Pope to hold mass for Morocco’s Catholic minority
  • Pope Francis was welcomed to Morocco by King Mohammed VI
  • Christians are a tiny minority in Morocco where 99 percent of the population is Muslim

RABAT: Pope Francis will hold mass Sunday for nearly 10,000 members of Morocco’s Catholic minority, on the second day of a visit during which he has already met migrants and trainee imams.

The Argentine pontiff will begin the day at a social center near Rabat, before meeting religious leaders at the cathedral in the Moroccan capital.

The highlight for the Catholic community will be the mass held at a city stadium that marks the conclusion of the pope’s two-day visit.

Francis is the first pontiff to visit the North African country since John Paul II in 1985, and his arrival drew thousands to the streets on Saturday.

Christians are a tiny minority in Morocco where 99 percent of the population is Muslim, with sub-Saharan Africans making up a large part of the country’s 30,000-strong Catholic community.




Pope Francis, on the popemobile, and Moroccan King Mohammed VI, right, waving, make their way through the crowd in Rabat, Morocco, Saturday, March 30, 2019.  (AP)

There are a few thousand Christian converts in Morocco, who since 2017 have called openly for the right to live “without persecution” and “without discrimination.”

Speaking at Saturday’s welcome ceremony, the pope defended “freedom of conscience” and “religious freedom.”

The pontiff also highlighted the suffering of migrants, denouncing “indifference and silence” while calling on people to consider them “as people, not numbers.”

The fate of migrants has been a focal point of Francis’s papacy and he concluded his Saturday schedule at a Caritas charity center which offers them support.
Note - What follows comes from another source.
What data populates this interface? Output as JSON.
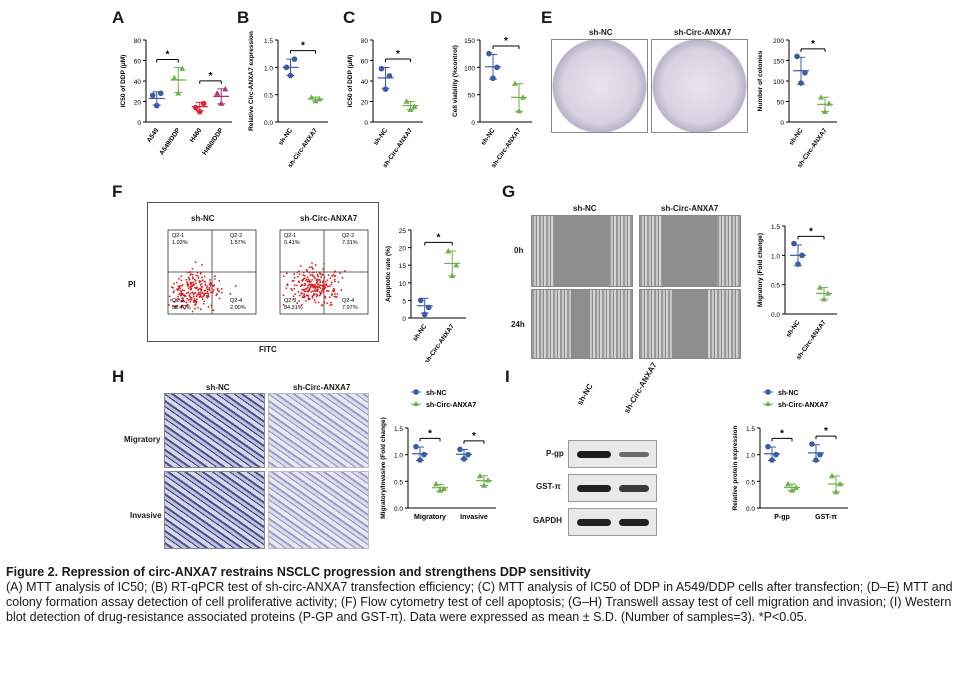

While at the center, where children donned colorful hats to greet the pope, Francis criticized “collective expulsions” and said ways for migrants to regularize their status should be encouraged.

Morocco says it has a “humanistic” approach to migration and rejects allegations by rights groups of “brutal arrest campaigns” and “forced displacement” to the country’s southern border.

Francis was welcomed to Morocco by King Mohammed VI — who describes himself as “commander of the faithful” — and the two on Saturday addressed the “sacred character of Jerusalem.”

The city should be a “symbol of peaceful coexistence” for Christians, Jews and Muslims, they said in a joint statement released by the Vatican.

“The specific multi-religious character, the spiritual dimension and the particular cultural identity of Jerusalem... must be protected and promoted,” said the text, which was jointly signed at Rabat’s royal palace.

The Moroccan king chairs a committee created by the Organization of Islamic Cooperation to safeguard and restore Jerusalem’s religious, cultural and architectural heritage.




The honor guard waits for Pope Francis to arrive in Rabat, Morocco, Saturday, March 30, 2019. (AP)

Jerusalem’s status is perhaps the most sensitive issue in the Israeli-Palestinian conflict.

Israel sees the entire city as its capital, while the Palestinians want the eastern sector as the capital of their future state.

US President Donald Trump sparked anger across the Muslim world when he recognized Jerusalem as Israel’s capital in 2017.

Francis’s palace meeting with the king was followed by a visit to an institute which hosts around 1,300 trainee imams and preachers.

There they heard from a French and a Nigerian student of the institute, which teaches “moderate Islam” and is backed by the king.